[PATCH] ARM: Don't ever downscale loops_per_jiffy in SMP systems

Doug Anderson dianders at chromium.org
Thu May 8 08:25:34 PDT 2014


On Thu, May 8, 2014 at 3:41 AM, Viresh Kumar <viresh.kumar at linaro.org> wrote:
> Fixing Rafael's id.
> On Thu, May 8, 2014 at 4:53 AM, Doug Anderson <dianders at chromium.org> wrote:
>> Downscaling loops_per_jiffy on SMP ARM systems really doesn't work.
>> You could really only do this if:
>> * Each CPU is has independent frequency changes (changing one CPU
>>   doesn't affect another).
>> * We change the generic ARM udelay() code to actually look at percpu
>>   loops_per_jiffy.
> There is one more case I believe:
> All CPUs share a single clock line and generic udelay() uses global
> loops_per_jiffy, as it would never happen that some other CPU is running
> faster and udelay would complete early

I'm not sure I understood your case.  Maybe you can give me an
example?  I can give you an example myself of the single clock case
and you can tell me how your example differs:

1. Initially CPU1 and CPU2 at 200MHz.  Pretend loops_per_jiffy is 1000.

2. CPU1 starts a delay.  It reads global lpj (1000) and sets up its
local registers up for the loop.

3. At the same time, CPU2 is transitioning the system to 2000MHz.
Right after CPU1 reads lpj CPU2 stores it as 10000.

4. Now CPU1 and CPU2 are running at 2000MHz but CPU1 is only looping
1000 times.  It will complete too fast.

...you could possibly try to account for this in the delay loop code
(being careful to handle all of the corner cases and races).  ...or we
could make the delay loop super conservative and suggest that people
should be using a real timer.

> So, the end of this will happen when a CPU is set to its highest frequency
> for the first time. After that this routine will simply be noise and nothing
> more.
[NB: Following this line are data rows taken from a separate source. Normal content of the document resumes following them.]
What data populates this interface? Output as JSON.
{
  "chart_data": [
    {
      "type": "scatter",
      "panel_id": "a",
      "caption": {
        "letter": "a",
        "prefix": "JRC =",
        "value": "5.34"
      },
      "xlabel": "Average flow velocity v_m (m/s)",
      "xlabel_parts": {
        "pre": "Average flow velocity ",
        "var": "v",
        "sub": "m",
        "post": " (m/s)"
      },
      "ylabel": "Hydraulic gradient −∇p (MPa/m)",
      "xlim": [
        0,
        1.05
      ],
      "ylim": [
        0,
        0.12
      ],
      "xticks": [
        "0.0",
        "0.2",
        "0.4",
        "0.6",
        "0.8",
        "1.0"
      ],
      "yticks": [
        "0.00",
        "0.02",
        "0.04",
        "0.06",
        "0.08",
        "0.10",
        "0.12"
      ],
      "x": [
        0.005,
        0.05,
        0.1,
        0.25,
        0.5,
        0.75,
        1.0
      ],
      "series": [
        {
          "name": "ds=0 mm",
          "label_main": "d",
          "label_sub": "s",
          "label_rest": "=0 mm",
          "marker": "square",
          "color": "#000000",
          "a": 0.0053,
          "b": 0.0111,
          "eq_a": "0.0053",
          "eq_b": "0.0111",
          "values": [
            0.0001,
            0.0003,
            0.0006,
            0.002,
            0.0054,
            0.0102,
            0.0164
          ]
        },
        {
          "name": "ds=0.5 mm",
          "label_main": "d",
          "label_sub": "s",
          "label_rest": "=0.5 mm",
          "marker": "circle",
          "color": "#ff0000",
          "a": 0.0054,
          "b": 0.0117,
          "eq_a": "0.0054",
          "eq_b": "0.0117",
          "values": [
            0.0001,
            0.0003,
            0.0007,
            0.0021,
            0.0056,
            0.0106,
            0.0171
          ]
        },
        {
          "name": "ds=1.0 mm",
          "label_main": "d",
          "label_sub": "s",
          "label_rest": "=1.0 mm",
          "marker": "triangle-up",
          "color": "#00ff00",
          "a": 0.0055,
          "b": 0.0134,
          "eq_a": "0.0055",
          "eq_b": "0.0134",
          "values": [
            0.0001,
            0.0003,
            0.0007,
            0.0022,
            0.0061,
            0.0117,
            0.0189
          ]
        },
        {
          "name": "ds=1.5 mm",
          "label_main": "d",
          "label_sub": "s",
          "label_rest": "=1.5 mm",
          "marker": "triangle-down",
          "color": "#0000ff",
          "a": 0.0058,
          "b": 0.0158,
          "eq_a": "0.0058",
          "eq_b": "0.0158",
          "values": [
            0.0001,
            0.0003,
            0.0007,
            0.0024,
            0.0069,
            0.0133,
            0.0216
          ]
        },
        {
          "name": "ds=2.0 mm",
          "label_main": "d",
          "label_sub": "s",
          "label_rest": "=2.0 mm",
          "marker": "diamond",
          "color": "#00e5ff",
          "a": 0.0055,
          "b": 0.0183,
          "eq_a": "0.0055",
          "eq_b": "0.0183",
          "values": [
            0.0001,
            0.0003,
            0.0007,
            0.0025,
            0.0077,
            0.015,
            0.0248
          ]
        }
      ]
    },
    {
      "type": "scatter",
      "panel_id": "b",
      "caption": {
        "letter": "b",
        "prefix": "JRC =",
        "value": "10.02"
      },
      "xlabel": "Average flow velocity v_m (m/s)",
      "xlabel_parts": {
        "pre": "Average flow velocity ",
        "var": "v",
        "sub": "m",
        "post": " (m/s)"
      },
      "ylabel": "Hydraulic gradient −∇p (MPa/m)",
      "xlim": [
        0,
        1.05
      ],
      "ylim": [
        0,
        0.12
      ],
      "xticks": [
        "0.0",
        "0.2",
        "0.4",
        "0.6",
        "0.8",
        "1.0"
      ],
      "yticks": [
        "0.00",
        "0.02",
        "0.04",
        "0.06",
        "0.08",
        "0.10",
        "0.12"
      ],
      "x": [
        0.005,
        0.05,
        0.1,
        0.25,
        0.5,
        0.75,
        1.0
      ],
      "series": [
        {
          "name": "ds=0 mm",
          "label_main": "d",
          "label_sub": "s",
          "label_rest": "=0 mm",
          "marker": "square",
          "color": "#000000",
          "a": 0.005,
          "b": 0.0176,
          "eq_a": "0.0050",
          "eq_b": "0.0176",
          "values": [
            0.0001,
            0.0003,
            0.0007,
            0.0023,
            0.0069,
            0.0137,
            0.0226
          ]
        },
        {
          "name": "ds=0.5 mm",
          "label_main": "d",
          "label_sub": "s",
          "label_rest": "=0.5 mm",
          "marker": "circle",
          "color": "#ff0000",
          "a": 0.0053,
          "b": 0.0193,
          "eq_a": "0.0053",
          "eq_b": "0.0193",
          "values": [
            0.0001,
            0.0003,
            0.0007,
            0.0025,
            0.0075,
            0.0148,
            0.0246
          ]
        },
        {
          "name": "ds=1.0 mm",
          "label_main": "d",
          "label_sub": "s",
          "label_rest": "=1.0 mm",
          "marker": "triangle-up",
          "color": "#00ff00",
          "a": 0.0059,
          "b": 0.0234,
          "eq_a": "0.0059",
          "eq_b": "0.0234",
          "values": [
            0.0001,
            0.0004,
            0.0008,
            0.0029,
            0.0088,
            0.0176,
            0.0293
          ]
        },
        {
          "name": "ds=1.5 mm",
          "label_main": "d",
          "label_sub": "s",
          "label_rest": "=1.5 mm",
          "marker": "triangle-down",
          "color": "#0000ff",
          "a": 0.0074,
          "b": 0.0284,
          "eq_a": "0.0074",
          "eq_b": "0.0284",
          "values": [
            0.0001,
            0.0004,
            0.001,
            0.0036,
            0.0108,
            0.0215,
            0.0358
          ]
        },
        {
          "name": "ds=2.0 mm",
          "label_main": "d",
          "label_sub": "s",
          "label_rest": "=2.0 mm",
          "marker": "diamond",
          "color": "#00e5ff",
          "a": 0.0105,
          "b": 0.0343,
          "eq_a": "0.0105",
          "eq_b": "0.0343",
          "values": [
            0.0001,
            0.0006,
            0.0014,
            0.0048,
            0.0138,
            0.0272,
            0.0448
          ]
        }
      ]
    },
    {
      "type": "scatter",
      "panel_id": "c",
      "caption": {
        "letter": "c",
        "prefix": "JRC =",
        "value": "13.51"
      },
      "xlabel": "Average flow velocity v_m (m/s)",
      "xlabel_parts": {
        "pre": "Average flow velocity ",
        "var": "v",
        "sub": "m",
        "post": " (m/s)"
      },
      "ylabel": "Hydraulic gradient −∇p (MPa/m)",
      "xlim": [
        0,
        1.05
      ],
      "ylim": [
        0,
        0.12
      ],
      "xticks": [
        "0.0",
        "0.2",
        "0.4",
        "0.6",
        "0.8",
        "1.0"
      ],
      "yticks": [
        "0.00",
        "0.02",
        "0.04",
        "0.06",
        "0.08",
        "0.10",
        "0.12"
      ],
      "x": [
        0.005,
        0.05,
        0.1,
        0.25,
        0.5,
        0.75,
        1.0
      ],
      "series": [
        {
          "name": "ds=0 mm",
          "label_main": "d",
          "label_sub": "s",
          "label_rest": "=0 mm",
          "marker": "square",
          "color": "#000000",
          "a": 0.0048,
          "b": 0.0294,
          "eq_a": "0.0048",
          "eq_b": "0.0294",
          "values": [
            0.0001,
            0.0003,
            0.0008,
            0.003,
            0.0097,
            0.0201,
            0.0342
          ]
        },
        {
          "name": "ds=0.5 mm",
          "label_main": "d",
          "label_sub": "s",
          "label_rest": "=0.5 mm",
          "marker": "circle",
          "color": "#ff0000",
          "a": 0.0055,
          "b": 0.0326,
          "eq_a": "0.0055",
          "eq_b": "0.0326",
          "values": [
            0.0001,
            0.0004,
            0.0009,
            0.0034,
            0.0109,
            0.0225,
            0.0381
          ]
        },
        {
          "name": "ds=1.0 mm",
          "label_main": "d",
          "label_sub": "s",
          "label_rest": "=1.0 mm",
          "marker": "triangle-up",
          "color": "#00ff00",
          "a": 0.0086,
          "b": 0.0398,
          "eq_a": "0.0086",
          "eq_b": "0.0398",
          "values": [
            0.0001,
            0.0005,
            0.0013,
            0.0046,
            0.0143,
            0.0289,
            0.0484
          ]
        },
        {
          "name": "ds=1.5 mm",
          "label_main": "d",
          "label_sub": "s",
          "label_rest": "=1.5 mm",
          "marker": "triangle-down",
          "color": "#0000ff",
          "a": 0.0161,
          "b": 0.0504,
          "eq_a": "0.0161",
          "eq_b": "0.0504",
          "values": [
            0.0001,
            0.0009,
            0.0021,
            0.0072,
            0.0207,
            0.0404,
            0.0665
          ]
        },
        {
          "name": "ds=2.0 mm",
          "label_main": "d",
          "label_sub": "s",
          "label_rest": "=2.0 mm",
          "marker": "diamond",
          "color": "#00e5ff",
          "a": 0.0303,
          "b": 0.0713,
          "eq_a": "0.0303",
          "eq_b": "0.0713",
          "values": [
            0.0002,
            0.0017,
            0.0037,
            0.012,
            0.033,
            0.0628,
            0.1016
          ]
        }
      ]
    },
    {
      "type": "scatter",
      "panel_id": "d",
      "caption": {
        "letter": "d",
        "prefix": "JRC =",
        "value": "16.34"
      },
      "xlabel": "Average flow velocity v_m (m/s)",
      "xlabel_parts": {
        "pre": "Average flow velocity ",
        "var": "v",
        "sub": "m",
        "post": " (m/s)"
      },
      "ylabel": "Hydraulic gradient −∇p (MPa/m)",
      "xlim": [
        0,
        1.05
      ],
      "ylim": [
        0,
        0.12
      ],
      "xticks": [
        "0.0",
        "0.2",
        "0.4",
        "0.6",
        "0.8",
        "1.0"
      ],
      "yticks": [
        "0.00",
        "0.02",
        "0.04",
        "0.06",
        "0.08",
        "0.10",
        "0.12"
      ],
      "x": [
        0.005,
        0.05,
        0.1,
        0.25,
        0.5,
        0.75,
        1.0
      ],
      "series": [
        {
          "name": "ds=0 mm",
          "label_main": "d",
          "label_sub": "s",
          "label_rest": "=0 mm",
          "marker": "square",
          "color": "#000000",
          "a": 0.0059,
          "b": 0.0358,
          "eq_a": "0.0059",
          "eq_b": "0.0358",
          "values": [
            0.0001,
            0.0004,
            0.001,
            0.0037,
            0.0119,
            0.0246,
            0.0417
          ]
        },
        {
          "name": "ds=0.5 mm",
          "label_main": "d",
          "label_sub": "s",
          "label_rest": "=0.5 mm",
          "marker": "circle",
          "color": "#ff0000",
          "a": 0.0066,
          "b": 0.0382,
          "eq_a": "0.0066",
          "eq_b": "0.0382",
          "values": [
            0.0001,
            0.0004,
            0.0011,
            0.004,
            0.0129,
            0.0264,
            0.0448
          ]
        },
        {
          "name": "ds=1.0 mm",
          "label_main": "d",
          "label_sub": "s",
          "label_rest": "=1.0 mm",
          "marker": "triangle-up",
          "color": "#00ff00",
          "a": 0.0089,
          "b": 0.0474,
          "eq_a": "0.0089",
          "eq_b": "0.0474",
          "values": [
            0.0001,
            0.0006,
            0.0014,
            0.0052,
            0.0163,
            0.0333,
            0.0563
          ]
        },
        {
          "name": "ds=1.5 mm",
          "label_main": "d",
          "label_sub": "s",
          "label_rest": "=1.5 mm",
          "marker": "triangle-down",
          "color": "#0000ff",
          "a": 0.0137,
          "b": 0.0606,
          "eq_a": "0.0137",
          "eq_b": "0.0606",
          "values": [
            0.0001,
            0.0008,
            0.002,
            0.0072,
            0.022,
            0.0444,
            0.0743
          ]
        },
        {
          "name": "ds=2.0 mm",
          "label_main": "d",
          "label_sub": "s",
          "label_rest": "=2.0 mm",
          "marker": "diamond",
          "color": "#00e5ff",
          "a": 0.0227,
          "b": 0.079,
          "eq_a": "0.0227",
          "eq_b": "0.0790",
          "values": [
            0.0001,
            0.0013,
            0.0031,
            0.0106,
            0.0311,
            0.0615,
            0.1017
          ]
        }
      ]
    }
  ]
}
Isn't it?


> And if that's the case, why don't we get rid of it completely and set
> global-loop-per-jiffy for the max freq at boot ?

How exactly do you do this in a generic way?  I know that our systems
don't always boot up at full speed.  The HP Chromebook 11 might boot
up at 900MHz and stay that way for a while until the battery gets
enough juice.  The Samsung Chromebook 2 will boot up at 1.8GHz
although some of them can go to 1.9GHz and others to 2.0GHz.  Waiting
to actually see the cpufreq transition is a safe way, though it does
end up with some extra function calls.